Despite the fact that many stereo versions from the 1970s sound “warm, velvety, rich and deep,” they do not accurately reproduce the distinctive sound of a tube amplifier. Get a tube amp if you want tube sound. To properly appreciate the “tube-warm” sonics enjoyed by antique audio enthusiasts, I highly encourage you to experiment with it. Many choices are available now, including Chinese HiFi tube amplifiers, in addition to older tube hardware. Investing a few hundred dollars may let you appreciate the sound contrasts more clearly.

Is it preferable to use tubes? You, the listener, have the last say. There may be a reduction in some of the roughness in certain songs by employing tubes. However, this will result in the sound being muddled and the separation of pieces being lost, as opposed to solid-state audio, which can be more adaptable in more complicated layered music. Both of them are appealing to me. So, please, give it a go and be creative – that’s half the fun.

DeoxIT contact cleaner may be used to solve any antique audio issue, according to vintage audio myth number four.


Noisey stereo controls are a regular problem for antique audio consumers. Changing the balance, volume, or tone settings results in an unsightly scratchy interference noise.  Vintage gear’s sound isn’t necessarily definitive; it doesn’t imply you’re hearing what the maker intended.

The great sound you’ve been craving may be discovered in ancient audio gear that simply needs a good cleaning. It just took a simple cleaning to make roughly 25% of my old audio gear sound wonderful. Without the help of a vintage audio professional, only around 25% of ancient audio equipment can be revived.

If you’re just getting started with vintage audio, my best suggestion is to identify a local vintage audio professional you can trust. First and foremost, if you intend on tinkering and cleaning your own devices, be sure to read any safety warnings before you begin and remember that even when disconnected, electronics still contain enough energy to cause significant injury or death. Be cautious and know your boundaries.

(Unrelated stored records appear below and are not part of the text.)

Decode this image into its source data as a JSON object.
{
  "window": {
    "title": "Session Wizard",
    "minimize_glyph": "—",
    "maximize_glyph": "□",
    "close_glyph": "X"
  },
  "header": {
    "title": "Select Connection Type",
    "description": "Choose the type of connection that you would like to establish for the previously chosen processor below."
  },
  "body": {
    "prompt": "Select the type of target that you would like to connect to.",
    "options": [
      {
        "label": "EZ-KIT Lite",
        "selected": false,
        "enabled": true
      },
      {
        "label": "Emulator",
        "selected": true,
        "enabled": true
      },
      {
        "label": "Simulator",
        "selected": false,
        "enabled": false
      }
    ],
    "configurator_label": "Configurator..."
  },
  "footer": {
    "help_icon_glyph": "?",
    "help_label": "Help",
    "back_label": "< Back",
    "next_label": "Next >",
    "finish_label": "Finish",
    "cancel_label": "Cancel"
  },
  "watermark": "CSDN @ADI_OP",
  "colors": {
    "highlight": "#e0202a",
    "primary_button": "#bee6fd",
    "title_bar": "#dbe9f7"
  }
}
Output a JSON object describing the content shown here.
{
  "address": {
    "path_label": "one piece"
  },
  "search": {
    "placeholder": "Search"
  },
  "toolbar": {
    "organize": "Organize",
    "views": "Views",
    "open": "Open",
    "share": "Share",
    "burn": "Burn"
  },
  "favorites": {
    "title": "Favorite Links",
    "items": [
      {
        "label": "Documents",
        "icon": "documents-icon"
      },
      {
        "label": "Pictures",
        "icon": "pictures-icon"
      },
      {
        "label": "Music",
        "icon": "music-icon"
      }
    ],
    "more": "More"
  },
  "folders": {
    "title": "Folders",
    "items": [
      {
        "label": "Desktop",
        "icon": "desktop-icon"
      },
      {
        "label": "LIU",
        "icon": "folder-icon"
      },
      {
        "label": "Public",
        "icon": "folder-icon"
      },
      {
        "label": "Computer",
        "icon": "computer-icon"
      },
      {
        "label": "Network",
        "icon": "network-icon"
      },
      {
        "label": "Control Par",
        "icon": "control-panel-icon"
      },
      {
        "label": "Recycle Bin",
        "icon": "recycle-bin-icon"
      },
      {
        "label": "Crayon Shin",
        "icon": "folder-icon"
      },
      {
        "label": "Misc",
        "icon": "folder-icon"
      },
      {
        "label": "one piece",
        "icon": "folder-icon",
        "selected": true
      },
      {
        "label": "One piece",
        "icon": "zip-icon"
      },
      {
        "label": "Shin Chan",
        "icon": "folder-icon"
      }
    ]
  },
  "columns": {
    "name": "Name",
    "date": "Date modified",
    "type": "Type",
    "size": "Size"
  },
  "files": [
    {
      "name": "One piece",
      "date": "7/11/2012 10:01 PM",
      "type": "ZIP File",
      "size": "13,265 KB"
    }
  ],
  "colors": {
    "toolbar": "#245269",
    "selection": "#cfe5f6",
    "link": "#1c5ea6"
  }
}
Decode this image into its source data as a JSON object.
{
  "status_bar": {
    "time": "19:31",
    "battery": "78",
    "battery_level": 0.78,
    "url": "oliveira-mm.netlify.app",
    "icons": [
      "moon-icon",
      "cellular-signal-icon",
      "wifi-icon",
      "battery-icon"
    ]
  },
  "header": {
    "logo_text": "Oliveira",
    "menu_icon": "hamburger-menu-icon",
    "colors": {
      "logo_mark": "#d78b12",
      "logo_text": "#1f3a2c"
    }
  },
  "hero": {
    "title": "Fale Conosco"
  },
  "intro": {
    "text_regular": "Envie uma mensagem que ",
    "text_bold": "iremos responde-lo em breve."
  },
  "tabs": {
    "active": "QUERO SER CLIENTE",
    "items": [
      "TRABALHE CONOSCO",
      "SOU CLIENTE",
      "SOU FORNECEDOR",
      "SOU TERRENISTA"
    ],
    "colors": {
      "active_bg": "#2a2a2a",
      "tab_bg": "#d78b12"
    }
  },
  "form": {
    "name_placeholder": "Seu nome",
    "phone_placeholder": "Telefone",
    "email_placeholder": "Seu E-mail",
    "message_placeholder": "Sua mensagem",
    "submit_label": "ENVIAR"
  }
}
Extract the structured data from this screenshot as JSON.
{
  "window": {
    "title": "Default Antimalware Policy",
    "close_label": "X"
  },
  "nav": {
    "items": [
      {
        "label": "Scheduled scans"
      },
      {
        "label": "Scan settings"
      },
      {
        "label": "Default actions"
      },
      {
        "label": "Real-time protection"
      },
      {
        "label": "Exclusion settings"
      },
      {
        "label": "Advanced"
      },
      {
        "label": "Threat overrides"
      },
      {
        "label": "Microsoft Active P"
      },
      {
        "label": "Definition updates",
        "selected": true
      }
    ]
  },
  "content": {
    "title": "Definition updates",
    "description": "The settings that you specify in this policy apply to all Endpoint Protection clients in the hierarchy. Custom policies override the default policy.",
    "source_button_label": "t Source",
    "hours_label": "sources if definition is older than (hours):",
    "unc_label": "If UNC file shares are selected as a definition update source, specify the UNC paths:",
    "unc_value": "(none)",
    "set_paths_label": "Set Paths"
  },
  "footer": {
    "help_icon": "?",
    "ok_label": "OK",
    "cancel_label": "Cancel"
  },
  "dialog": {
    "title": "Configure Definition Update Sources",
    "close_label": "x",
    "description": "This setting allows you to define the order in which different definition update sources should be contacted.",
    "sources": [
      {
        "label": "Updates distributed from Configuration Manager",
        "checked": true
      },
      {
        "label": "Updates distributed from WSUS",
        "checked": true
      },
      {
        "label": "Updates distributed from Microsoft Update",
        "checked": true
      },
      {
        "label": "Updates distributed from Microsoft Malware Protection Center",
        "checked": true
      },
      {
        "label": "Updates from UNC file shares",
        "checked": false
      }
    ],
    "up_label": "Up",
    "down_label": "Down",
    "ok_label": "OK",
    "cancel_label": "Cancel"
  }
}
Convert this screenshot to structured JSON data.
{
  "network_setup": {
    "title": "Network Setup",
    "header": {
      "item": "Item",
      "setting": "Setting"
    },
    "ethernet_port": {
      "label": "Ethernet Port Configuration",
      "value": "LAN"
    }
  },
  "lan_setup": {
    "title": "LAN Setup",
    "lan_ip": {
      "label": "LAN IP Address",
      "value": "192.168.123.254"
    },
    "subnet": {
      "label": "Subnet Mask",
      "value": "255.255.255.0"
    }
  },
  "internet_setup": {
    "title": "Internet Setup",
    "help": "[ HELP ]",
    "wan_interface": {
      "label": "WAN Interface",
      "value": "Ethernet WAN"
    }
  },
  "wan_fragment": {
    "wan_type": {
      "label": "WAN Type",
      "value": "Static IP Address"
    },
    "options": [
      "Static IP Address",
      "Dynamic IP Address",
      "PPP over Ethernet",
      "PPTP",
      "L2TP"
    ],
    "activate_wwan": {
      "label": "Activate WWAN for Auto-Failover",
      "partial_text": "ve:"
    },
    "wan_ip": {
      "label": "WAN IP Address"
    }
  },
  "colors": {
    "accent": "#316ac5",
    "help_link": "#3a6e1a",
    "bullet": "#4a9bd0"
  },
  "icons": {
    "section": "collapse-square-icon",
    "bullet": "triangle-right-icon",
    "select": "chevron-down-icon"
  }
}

Many people have the misconception that replacing the original, broken capacitors in a vintage audio system would sp

Dirty input selection switches may damage the connection to one or both channels (phone, tape, aux, tuner, etc.).

Contact cleaner may be used to clean and repair non-working potentiometers (pots) and non-working selection buttons and switches on an old stereo.

oil its warm, tube-like sound.


Is there a worldwide conspiracy to keep original capacitors from stereos at a top-secret Asian storage facility .Despite the fact that it’s an amusing but irrational conspiracy idea, it can’t be real. Yes, there are dishonest repair technicians (including vehicle mechanics). Yes. So we suggest you employ the help of a seasoned vintage servicing specialist.